Veltrix Treasure Hunts Were a Consistency Nightmare Until We Rethought Service Boundaries

#webdev #programming #architecture #systems

The Problem We Were Actually Solving

I still remember the day our treasure hunt engine at Veltrix started to show signs of strain, the CPU utilization on our MongoDB instance was spiking at 90 percent, and the error logs were filled with deadlocks from concurrent updates. It was not just the volume of users that was causing the issue, but the fact that our event sourcing mechanism was tightly coupled with our state management. Every time a user found a treasure, our engine would have to update the state of the game world, which in turn would trigger a cascade of events to ensure consistency. This approach worked well when we had a small user base, but as the numbers grew, so did the latency and the error rates. Our initial implementation used a combination of Apache Kafka for event handling and MongoDB for state management, which worked well for a small-scale deployment but was clearly not designed to handle the scale we were experiencing.

What We Tried First (And Why It Failed)

Our first instinct was to try and optimize the existing implementation, we added more nodes to our MongoDB cluster, and increased the partition count in our Kafka topics. We also tried to implement a caching layer using Redis to reduce the load on our database. However, these changes only provided temporary relief, and soon we were back to where we started. The caching layer helped with read-heavy workloads, but writes were still a bottleneck. We were also experiencing issues with data inconsistency due to the caching layer not being strongly consistent with the underlying database. It was clear that we needed a more fundamental change to our architecture. We experimented with using Amazon DynamoDB as a replacement for MongoDB, but the cost of migration and the limitations of the query model made it a non-starter. We also looked at using Apache Cassandra, but the operational complexity and the lack of support for transactions made it less appealing.

The Architecture Decision

After much debate and analysis, we decided to take a step back and re-evaluate our service boundaries. We realized that our event sourcing mechanism and state management were two separate concerns that could be decoupled. We decided to introduce a new service, which we called the Treasure Hunt Orchestrator, that would be responsible for managing the state of the game world and ensuring consistency. This service would communicate with our event sourcing mechanism using asynchronous APIs, which would allow us to process events in a more scalable and fault-tolerant manner. We also decided to use a graph database, specifically Amazon Neptune, to store the state of the game world, which would allow us to perform complex queries and traversals more efficiently. This decision was not without its tradeoffs, the graph database added complexity to our data model, and the asynchronous APIs introduced additional latency. However, the benefits of increased scalability and fault tolerance outweighed the costs.

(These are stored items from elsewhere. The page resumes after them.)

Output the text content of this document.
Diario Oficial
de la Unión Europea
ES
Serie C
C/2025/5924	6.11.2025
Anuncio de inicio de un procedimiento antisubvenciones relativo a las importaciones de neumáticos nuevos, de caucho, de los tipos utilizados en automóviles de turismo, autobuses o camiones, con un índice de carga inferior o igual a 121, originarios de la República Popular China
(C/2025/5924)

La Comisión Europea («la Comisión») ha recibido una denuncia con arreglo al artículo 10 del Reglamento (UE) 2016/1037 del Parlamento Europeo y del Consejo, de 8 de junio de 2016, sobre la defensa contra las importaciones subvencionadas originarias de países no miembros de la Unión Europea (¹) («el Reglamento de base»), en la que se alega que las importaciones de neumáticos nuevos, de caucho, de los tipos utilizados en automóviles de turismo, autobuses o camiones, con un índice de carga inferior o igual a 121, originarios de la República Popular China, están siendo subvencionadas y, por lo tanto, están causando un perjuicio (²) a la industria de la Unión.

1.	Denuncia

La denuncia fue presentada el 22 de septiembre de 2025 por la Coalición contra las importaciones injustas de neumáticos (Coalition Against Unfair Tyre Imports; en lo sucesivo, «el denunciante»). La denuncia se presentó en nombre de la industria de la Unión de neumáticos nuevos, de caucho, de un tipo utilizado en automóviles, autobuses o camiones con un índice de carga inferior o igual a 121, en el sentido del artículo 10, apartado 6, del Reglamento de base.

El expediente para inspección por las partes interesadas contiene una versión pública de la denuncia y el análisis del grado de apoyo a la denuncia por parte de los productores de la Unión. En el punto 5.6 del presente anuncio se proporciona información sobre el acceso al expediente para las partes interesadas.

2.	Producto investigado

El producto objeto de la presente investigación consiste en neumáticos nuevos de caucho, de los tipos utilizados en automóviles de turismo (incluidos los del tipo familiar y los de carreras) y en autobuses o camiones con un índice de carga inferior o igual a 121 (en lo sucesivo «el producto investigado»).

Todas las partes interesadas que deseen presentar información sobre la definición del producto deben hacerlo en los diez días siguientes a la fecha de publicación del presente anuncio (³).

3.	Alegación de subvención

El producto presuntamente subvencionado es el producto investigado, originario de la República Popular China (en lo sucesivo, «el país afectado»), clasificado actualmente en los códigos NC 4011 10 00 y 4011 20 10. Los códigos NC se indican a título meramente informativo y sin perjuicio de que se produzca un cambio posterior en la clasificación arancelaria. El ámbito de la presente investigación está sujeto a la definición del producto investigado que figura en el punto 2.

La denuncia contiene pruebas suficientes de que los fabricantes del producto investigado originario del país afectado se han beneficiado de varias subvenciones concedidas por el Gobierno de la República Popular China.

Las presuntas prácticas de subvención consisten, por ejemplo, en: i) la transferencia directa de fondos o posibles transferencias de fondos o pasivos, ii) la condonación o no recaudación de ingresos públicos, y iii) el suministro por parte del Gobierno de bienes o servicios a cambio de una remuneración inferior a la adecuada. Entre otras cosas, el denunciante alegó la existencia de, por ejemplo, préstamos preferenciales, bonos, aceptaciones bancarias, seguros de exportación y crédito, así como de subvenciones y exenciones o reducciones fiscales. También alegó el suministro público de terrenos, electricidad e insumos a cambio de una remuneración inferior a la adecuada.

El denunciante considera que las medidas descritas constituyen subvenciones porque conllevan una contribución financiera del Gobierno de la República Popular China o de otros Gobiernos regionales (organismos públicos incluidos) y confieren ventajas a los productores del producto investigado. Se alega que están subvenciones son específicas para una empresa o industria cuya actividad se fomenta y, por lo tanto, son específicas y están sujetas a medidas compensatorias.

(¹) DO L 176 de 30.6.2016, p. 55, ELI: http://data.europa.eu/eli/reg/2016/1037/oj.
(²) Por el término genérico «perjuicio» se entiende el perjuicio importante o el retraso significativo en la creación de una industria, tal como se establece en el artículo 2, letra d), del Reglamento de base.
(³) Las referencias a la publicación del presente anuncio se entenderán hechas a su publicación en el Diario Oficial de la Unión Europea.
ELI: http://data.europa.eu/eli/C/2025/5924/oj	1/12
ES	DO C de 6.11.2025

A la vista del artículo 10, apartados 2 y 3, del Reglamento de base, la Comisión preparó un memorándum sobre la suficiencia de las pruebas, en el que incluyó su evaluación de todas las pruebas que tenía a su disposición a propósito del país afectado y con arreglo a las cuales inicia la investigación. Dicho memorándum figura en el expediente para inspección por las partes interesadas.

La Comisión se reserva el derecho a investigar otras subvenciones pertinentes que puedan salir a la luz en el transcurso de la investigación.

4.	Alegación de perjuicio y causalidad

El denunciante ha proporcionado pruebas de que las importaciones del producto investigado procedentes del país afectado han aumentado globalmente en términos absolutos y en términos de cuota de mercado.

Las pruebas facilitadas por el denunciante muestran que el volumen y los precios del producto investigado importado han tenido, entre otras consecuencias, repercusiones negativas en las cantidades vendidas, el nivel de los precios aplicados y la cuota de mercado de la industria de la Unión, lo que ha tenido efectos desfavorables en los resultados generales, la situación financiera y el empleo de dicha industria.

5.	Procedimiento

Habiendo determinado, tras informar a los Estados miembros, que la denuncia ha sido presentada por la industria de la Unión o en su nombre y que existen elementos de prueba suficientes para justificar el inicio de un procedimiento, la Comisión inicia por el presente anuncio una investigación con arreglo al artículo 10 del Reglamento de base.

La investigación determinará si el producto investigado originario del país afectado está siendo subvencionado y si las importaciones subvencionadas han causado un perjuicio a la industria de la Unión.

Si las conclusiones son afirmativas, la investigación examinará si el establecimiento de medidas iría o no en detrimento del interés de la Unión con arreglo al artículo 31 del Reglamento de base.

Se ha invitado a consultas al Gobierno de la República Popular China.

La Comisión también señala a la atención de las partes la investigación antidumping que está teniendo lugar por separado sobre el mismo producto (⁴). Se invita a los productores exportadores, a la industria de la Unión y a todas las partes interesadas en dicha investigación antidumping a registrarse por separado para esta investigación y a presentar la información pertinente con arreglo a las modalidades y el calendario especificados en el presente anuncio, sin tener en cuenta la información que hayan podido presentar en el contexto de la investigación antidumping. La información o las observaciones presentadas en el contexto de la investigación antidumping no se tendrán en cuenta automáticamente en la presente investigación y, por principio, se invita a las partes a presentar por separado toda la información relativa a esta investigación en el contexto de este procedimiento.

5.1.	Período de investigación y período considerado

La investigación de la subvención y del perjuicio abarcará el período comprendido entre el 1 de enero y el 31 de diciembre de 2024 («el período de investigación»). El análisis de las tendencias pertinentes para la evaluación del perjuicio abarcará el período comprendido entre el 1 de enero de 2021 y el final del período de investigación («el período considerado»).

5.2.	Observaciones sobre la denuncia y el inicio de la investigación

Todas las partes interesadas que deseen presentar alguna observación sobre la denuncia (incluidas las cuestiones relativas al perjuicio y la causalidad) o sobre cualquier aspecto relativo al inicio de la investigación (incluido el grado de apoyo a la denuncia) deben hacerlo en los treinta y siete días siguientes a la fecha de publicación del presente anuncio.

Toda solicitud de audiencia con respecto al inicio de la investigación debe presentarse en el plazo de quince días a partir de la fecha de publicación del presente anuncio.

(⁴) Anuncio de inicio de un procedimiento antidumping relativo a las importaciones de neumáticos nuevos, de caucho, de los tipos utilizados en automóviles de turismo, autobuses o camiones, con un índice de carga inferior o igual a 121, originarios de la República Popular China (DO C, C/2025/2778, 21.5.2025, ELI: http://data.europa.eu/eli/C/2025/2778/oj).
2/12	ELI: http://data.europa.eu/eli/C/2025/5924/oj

What The Numbers Said After

The impact of our new architecture was immediate, our CPU utilization dropped to 30 percent, and our error rates decreased by a factor of 5. Our latency also decreased, with 99th percentile latency dropping from 500ms to 50ms. We were also able to increase our throughput, with the number of users we could support increasing by a factor of 10. Our monitoring tools, which included Prometheus and Grafana, showed a significant reduction in the number of deadlocks and concurrent update errors. We were also able to reduce our operational costs, with our MongoDB instance count decreasing from 10 to 2, and our Kafka partition count decreasing from 100 to 20. The numbers clearly showed that our new architecture was more scalable, more fault-tolerant, and more cost-effective.

What I Would Do Differently

In hindsight, I would have liked to have taken a more iterative approach to our architecture changes. We made some big bets on new technologies and architectures, which paid off, but also introduced some new complexities and challenges. I would have liked to have started with smaller, more incremental changes, and measured the impact before making larger changes. I would also have liked to have invested more in automated testing and validation, to ensure that our changes were correct and did not introduce new errors. Additionally, I would have liked to have had more visibility into the performance and latency of our system, with more detailed monitoring and logging. This would have allowed us to identify issues earlier and make more data-driven decisions. Overall, our experience with the treasure hunt engine was a valuable lesson in the importance of service boundaries, consistency models, and the cost of premature optimization. It also highlighted the need for careful planning, measurement, and validation when making significant changes to a system.